Conservatives are equally eager to set fire to what few beliefs they purport to hold sincerely for the purpose of getting some lulz. Earlier this year, Republicans in Congress briefly blocked their own tech policy—which would have lessened the degree to which the country relied on China to produce vital conductors—as part of a tantrum after Democrats reached a compromise on a spending bill. Policies only have value to Republicans if they “own the libs,” which means that actual policymaking is a tertiary concern at best.
But the idea behind DeSantis’s decision to send asylum-seekers to a well-known liberal haven in a blue state is predicated on a simple assumption: Those on the left who advocate for compassionate immigration policy are, actually, hypocrites who, when faced with actual undocumented immigrants to care for, will recoil and embrace the right’s fascistic approach.

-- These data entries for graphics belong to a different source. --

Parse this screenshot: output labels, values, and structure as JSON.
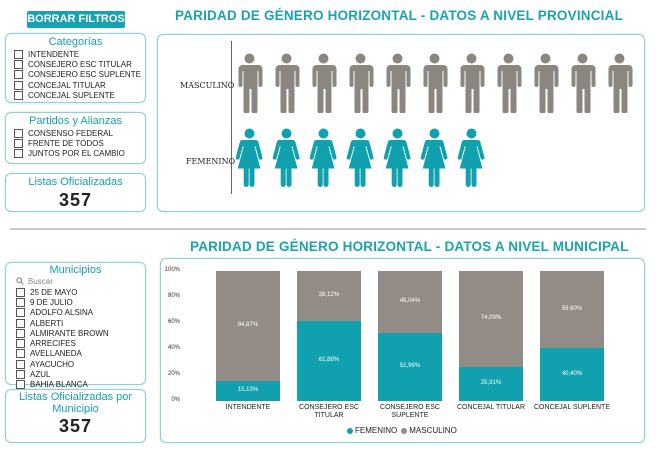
{
  "buttons": {
    "clear_filters": "BORRAR FILTROS"
  },
  "provincial": {
    "title": "PARIDAD DE GÉNERO HORIZONTAL - DATOS A NIVEL PROVINCIAL",
    "male_label": "MASCULINO",
    "female_label": "FEMENINO",
    "male_icon_count": 11,
    "female_icon_count": 7,
    "male_color": "#8b8680",
    "female_color": "#11a0ad"
  },
  "categorias": {
    "title": "Categorías",
    "items": [
      "INTENDENTE",
      "CONSEJERO ESC TITULAR",
      "CONSEJERO ESC SUPLENTE",
      "CONCEJAL TITULAR",
      "CONCEJAL SUPLENTE"
    ]
  },
  "partidos": {
    "title": "Partidos y Alianzas",
    "items": [
      "CONSENSO FEDERAL",
      "FRENTE DE TODOS",
      "JUNTOS POR EL CAMBIO"
    ]
  },
  "listas": {
    "label": "Listas Oficializadas",
    "value": "357"
  },
  "municipal": {
    "title": "PARIDAD DE GÉNERO HORIZONTAL - DATOS A NIVEL MUNICIPAL"
  },
  "municipios": {
    "title": "Municipios",
    "search_placeholder": "Buscar",
    "items": [
      "25 DE MAYO",
      "9 DE JULIO",
      "ADOLFO ALSINA",
      "ALBERTI",
      "ALMIRANTE BROWN",
      "ARRECIFES",
      "AVELLANEDA",
      "AYACUCHO",
      "AZUL",
      "BAHIA BLANCA"
    ]
  },
  "listas_municipio": {
    "label": "Listas Oficializadas por Municipio",
    "value": "357"
  },
  "chart_data": {
    "type": "bar",
    "stacked": true,
    "percent": true,
    "categories": [
      "INTENDENTE",
      "CONSEJERO ESC TITULAR",
      "CONSEJERO ESC SUPLENTE",
      "CONCEJAL TITULAR",
      "CONCEJAL SUPLENTE"
    ],
    "category_lines": [
      [
        "INTENDENTE"
      ],
      [
        "CONSEJERO ESC",
        "TITULAR"
      ],
      [
        "CONSEJERO ESC",
        "SUPLENTE"
      ],
      [
        "CONCEJAL TITULAR"
      ],
      [
        "CONCEJAL SUPLENTE"
      ]
    ],
    "series": [
      {
        "name": "FEMENINO",
        "color": "#11a0ad",
        "values": [
          15.13,
          61.88,
          51.96,
          25.91,
          40.4
        ],
        "labels": [
          "15,13%",
          "61,88%",
          "51,96%",
          "25,91%",
          "40,40%"
        ]
      },
      {
        "name": "MASCULINO",
        "color": "#938c86",
        "values": [
          84.87,
          38.12,
          48.04,
          74.09,
          59.6
        ],
        "labels": [
          "84,87%",
          "38,12%",
          "48,04%",
          "74,09%",
          "59,60%"
        ]
      }
    ],
    "yticks": [
      "100%",
      "80%",
      "60%",
      "40%",
      "20%",
      "0%"
    ],
    "ylim": [
      0,
      100
    ],
    "legend_position": "bottom",
    "grid": false
  }
}
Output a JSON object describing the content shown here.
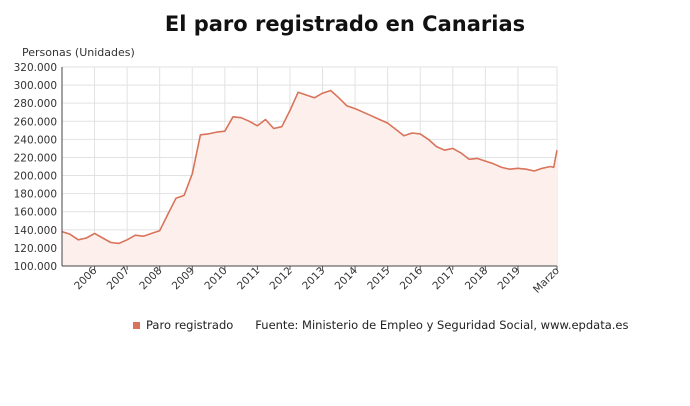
{
  "chart_data": {
    "type": "area",
    "title": "El paro registrado en Canarias",
    "ylabel": "Personas (Unidades)",
    "xlabel": "",
    "ylim": [
      100000,
      320000
    ],
    "yticks": [
      "100.000",
      "120.000",
      "140.000",
      "160.000",
      "180.000",
      "200.000",
      "220.000",
      "240.000",
      "260.000",
      "280.000",
      "300.000",
      "320.000"
    ],
    "xlim": [
      2005.0,
      2020.2
    ],
    "xticks": [
      {
        "x": 2006.0,
        "label": "2006"
      },
      {
        "x": 2007.0,
        "label": "2007"
      },
      {
        "x": 2008.0,
        "label": "2008"
      },
      {
        "x": 2009.0,
        "label": "2009"
      },
      {
        "x": 2010.0,
        "label": "2010"
      },
      {
        "x": 2011.0,
        "label": "2011"
      },
      {
        "x": 2012.0,
        "label": "2012"
      },
      {
        "x": 2013.0,
        "label": "2013"
      },
      {
        "x": 2014.0,
        "label": "2014"
      },
      {
        "x": 2015.0,
        "label": "2015"
      },
      {
        "x": 2016.0,
        "label": "2016"
      },
      {
        "x": 2017.0,
        "label": "2017"
      },
      {
        "x": 2018.0,
        "label": "2018"
      },
      {
        "x": 2019.0,
        "label": "2019"
      },
      {
        "x": 2020.2,
        "label": "Marzo"
      }
    ],
    "grid": true,
    "legend_placement": "bottom",
    "line_color": "#d9735a",
    "fill_color": "#fdf0ec",
    "series": [
      {
        "name": "Paro registrado",
        "x": [
          2005.0,
          2005.25,
          2005.5,
          2005.75,
          2006.0,
          2006.25,
          2006.5,
          2006.75,
          2007.0,
          2007.25,
          2007.5,
          2007.75,
          2008.0,
          2008.25,
          2008.5,
          2008.75,
          2009.0,
          2009.25,
          2009.5,
          2009.75,
          2010.0,
          2010.25,
          2010.5,
          2010.75,
          2011.0,
          2011.25,
          2011.5,
          2011.75,
          2012.0,
          2012.25,
          2012.5,
          2012.75,
          2013.0,
          2013.25,
          2013.5,
          2013.75,
          2014.0,
          2014.25,
          2014.5,
          2014.75,
          2015.0,
          2015.25,
          2015.5,
          2015.75,
          2016.0,
          2016.25,
          2016.5,
          2016.75,
          2017.0,
          2017.25,
          2017.5,
          2017.75,
          2018.0,
          2018.25,
          2018.5,
          2018.75,
          2019.0,
          2019.25,
          2019.5,
          2019.75,
          2020.0,
          2020.1,
          2020.2
        ],
        "values": [
          138000,
          135000,
          129000,
          131000,
          136000,
          131000,
          126000,
          125000,
          129000,
          134000,
          133000,
          136000,
          139000,
          157000,
          175000,
          178000,
          202000,
          245000,
          246000,
          248000,
          249000,
          265000,
          264000,
          260000,
          255000,
          262000,
          252000,
          254000,
          272000,
          292000,
          289000,
          286000,
          291000,
          294000,
          286000,
          277000,
          274000,
          270000,
          266000,
          262000,
          258000,
          251000,
          244000,
          247000,
          246000,
          240000,
          232000,
          228000,
          230000,
          225000,
          218000,
          219000,
          216000,
          213000,
          209000,
          207000,
          208000,
          207000,
          205000,
          208000,
          210000,
          209000,
          228000
        ]
      }
    ],
    "source": "Fuente: Ministerio de Empleo y Seguridad Social, www.epdata.es"
  }
}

Except that hasn’t happened. The migrants sent to Martha’s Vineyard were cared for by volunteers at a local church. “We’re doing what churches are supposed to do and taking care of people as they show up,” one volunteer told The Washington Post. DeSantis’s move is cruel and inhumane, but it’s now the ticket to success in the Republican Party. Democrats and their liberal allies have an obvious way to counter these stunts: They can simply do the work the GOP has abandoned, demonstrate their ability to govern, and own the cons by cleaning up the messes their whiny trolls leave behind.